それなのに、「あの……山下くん、起きて……」と言う女史の声なぞ一向に気にも止めずに、コイツはグースカ寝てやがったのだ。教師の面目丸潰れな高梨先生が涙目になったのも無理はない。
「おぅ、ことりちゃんを泣かしちまったのか。そりゃまた悪いことをしたな」
高梨ことり、23歳。身長152センチとやや小柄だが、某アキバ系アイドルのひとりと似たルックスと、推定Dカップの胸、そしていかにも良家のお嬢さん的なか弱い系のオーラで、男子生徒の大半からはアイドル的な人気がある。
え、俺? 俺は別に。ルックスは、珠希やマサねぇやアイツの方が上だし、ああいったお上品過ぎる女性はイマイチ好みじゃないしな。
「先生のこともあるが、お前さんの成績の方が俺は心配だよ」
言うまでもないと思うが、体育以外のコイツの成績は限りなく低空飛行している。中学までと違って、高校からは成績次第では留年とかもあるんだがなぁ。
「てつろ、授業中にねるの、よくない」
珠希にまでたしなめられて、流石に哲朗もバツが悪くなったようだ。
「いや、俺ぁ、どうも英語の長文読んでると、すぐに眠くなんだよ。お前ら、よく平気だなぁ」
まぁ、気持ちはわからんでもないが。
「慣れだ慣れ。さもないと、下手すりゃ試験の最中に寝ちまって白紙のまま、ってコトも考えられるぞ?」
「さすがにそりゃ勘弁だな。とは言っても、こればっかりは、中学3年間で半分習慣になっちまったからなあ」
「んなコトだから、定期試験のたびに俺とか小杉先生に泣きつくことになるんだよ」
て言うか、今年は担任なんだから、小杉先生には頼れねーぞ? 依怙贔屓になっちまうし。
「ゲゲッ!」
どうやら気づいてなかったらしい。
「だから、せめて授業中は起きてノートくらい取れって」
「ぐぬぅ~、それが出来りゃあ、そうしてるわい!
にしても、自称頭脳派の廉太郎はともかく、珠希ちゃんはよく辛抱できるな。これまで学校の授業なんて受けたことないんだろ?」
あ、ソレは俺もちょっと気になってた。
俺と哲朗の視線を受けて、珍しく珠希がモジモジしている。
「にゃあ……だって珠希、知らないことだらけだから。れんたろーといっしょに進級するためにも、お勉強、がんばらないと」
け、健気だ! そして、ちょっぴり頬を赤らめてるのが、めっさかわえぇ~。
人目があることも忘れて、思わずモフモフしようと手を伸ばしかけた俺だったが……。
「やぁ~ん、タマちゃん、らぶりーですわ~!」
目の前で、隣りのクラスに所属する、もうひとりの幼馴染にかっさらわれた。
珠希に背後から抱きついて頬摺りしている黒髪美人の名前は、武ノ内まりや。哲朗と同じく幼稚園時代からの友人かつ同級生で、当然タマ=珠希とも面識はあるし、俺では教えられない“女の子のアレコレ”的な面では世話になっている。
──まぁ、コイツから教わるというのも、ソレはソレで複雑な気もするが。
「ふみぃ。まりや、はなして~」
「コラコラ、そんな羨ましいコト、おにーさんは許しませんよ!」
「あら、フィアンセの廉太郎ならともかく、あなたの許可は必要ありませんよ、マッチョダルマ」
そう言いながらも、本人も苦しがっているようなのでアッサリ離れる。その辺の絶妙な距離感の見極めは、流石まりやならではだ。

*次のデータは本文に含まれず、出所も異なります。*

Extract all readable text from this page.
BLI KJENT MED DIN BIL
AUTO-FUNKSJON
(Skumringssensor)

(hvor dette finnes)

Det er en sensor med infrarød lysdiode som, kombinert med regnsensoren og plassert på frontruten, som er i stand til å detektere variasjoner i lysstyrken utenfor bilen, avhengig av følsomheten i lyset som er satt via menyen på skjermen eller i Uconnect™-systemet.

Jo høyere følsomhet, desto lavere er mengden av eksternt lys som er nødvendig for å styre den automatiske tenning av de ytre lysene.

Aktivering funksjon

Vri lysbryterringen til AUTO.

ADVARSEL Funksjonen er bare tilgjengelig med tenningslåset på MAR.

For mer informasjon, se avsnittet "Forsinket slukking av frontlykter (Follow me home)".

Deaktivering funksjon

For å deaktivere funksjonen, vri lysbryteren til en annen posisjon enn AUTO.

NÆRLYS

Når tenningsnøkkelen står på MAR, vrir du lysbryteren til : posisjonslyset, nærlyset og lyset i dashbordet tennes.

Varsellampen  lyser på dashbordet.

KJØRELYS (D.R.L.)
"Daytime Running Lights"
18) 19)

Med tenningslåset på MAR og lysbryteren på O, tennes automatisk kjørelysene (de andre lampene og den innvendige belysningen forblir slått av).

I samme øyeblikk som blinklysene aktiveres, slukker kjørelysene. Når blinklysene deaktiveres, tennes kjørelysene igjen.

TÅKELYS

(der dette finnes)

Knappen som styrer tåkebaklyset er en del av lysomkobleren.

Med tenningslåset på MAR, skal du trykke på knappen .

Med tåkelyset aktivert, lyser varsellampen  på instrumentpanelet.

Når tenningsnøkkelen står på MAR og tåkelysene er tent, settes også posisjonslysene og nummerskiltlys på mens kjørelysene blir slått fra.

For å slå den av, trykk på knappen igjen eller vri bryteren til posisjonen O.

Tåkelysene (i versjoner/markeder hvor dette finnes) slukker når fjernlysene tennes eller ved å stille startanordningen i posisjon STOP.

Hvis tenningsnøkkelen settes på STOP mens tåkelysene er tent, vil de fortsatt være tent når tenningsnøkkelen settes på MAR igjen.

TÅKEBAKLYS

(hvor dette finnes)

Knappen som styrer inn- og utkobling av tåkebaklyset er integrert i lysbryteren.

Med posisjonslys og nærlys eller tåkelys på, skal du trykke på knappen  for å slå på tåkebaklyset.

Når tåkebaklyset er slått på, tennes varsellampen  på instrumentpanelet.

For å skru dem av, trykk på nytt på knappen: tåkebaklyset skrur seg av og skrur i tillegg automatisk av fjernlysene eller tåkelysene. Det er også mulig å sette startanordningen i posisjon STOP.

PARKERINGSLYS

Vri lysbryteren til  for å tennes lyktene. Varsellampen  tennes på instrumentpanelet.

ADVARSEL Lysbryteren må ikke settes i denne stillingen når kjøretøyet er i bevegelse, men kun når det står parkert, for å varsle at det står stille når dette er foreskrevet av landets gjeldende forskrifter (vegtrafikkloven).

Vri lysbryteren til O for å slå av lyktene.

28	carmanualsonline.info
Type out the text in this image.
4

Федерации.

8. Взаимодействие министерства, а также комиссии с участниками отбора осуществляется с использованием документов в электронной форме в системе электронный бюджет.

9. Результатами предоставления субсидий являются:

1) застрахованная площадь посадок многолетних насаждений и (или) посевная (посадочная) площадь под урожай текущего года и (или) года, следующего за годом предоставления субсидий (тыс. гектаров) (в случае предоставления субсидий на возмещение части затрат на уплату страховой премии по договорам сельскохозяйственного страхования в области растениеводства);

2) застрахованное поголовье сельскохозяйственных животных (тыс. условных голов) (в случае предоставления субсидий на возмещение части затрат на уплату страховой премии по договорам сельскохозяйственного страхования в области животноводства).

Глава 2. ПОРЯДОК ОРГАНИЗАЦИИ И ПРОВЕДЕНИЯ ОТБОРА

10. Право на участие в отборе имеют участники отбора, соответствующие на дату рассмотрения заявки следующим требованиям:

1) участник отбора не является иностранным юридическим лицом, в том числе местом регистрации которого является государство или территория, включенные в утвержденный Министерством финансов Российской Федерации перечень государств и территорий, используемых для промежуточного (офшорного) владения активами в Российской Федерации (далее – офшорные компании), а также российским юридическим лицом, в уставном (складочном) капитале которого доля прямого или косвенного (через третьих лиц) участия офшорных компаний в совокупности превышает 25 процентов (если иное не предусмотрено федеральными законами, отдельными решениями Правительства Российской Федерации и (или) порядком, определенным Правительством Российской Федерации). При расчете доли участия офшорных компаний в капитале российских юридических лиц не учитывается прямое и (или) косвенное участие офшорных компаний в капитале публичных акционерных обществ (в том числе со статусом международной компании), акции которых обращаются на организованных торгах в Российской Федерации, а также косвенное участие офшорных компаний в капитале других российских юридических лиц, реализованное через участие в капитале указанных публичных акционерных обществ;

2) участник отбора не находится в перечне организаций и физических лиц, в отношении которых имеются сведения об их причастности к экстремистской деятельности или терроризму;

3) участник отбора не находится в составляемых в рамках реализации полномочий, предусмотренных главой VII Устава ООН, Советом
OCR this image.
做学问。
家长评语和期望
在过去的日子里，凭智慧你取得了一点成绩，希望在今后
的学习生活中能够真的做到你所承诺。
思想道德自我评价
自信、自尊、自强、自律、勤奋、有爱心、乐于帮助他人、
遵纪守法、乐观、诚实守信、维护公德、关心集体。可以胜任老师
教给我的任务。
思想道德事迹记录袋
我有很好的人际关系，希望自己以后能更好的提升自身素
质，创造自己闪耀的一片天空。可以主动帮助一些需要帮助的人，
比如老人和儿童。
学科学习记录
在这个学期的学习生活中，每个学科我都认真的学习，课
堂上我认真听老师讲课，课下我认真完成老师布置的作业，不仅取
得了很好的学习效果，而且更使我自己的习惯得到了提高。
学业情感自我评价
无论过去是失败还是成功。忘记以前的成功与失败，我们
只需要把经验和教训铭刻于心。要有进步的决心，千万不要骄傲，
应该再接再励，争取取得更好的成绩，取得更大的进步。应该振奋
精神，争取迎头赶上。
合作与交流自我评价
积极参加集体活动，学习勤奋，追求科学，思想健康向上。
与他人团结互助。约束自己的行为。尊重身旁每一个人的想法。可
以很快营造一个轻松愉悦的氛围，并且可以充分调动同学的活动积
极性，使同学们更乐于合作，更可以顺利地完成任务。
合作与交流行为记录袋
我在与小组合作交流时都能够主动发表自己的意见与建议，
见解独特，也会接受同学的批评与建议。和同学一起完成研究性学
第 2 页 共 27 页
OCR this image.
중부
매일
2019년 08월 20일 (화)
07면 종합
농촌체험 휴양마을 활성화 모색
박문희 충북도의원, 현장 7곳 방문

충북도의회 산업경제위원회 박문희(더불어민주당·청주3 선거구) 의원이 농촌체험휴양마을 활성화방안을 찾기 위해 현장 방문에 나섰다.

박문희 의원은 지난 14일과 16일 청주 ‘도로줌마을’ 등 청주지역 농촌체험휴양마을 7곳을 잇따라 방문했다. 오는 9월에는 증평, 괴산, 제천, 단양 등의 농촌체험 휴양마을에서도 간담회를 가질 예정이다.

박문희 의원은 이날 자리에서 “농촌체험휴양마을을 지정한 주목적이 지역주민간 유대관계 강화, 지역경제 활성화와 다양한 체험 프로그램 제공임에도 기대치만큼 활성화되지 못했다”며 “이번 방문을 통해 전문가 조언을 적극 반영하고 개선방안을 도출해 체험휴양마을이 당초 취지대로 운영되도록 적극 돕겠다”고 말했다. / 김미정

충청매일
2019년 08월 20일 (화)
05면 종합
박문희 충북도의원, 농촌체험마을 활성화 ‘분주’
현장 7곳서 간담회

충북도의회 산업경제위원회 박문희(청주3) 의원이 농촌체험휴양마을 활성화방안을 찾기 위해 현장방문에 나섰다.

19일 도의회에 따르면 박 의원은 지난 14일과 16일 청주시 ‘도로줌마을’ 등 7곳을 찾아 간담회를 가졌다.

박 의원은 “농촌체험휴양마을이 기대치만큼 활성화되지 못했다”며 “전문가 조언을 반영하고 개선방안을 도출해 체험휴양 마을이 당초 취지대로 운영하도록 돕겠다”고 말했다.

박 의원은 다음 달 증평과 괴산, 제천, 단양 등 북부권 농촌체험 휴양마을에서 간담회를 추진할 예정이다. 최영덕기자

左を腰にやりながら、腰まである艶やかな黒髪をサラリと右手で掻き上げる仕草は、コイツが元演劇部である事をさっ引いても芝居気たっぷりで、そのクセおそろしく様になっている。
あ、今も廊下を歩く男子生徒が数人、見惚れて顔を赤らめている。まだ入学一週間目だから、コイツの正体知らんのだろうなぁ。
「誰がマッチョダルマだ、誰が!」
哲朗にしては珍しく、レスポンスが早いが……。
「もちろん、あなたです」
「てつろ、まっちょだるま?」
「まぁ、知り合いで該当しそうなのはコイツしかいないな」
俺達3人に即答されてあえなく撃沈する。
「まぁ、そんなコトはさて置き」
「さておくな~!」と言う声はアッサリ無視して、ちょうどカフェテラス前まで来てたので、空席を探す。
「まりやも一緒に昼飯食うつもりだろ? この時間で4人分まとめて座れるとこがあるかね?」
カフェテラスは、当然ながら昼飯時の人気スポットなので、少し出遅れ気味な今日なんかマズいんだが。
「ご心配なく、私が先に確保しておきましたから。そこの動く蛋白質塊も、床でいぢけてないで、さっさとお昼を摂らないと、ご自慢の上腕二頭筋と僧帽筋が衰えますよ?」
「なにっ!? ソイツは、マズいな。廉太郎、さっさと飯食おうぜ!」
その如才なさと言い、哲朗の扱いと言い、流石まりやだな。
俺達4人はいずれも家から弁当持参なので、まりやが確保した席に着いたら、即食べることができる。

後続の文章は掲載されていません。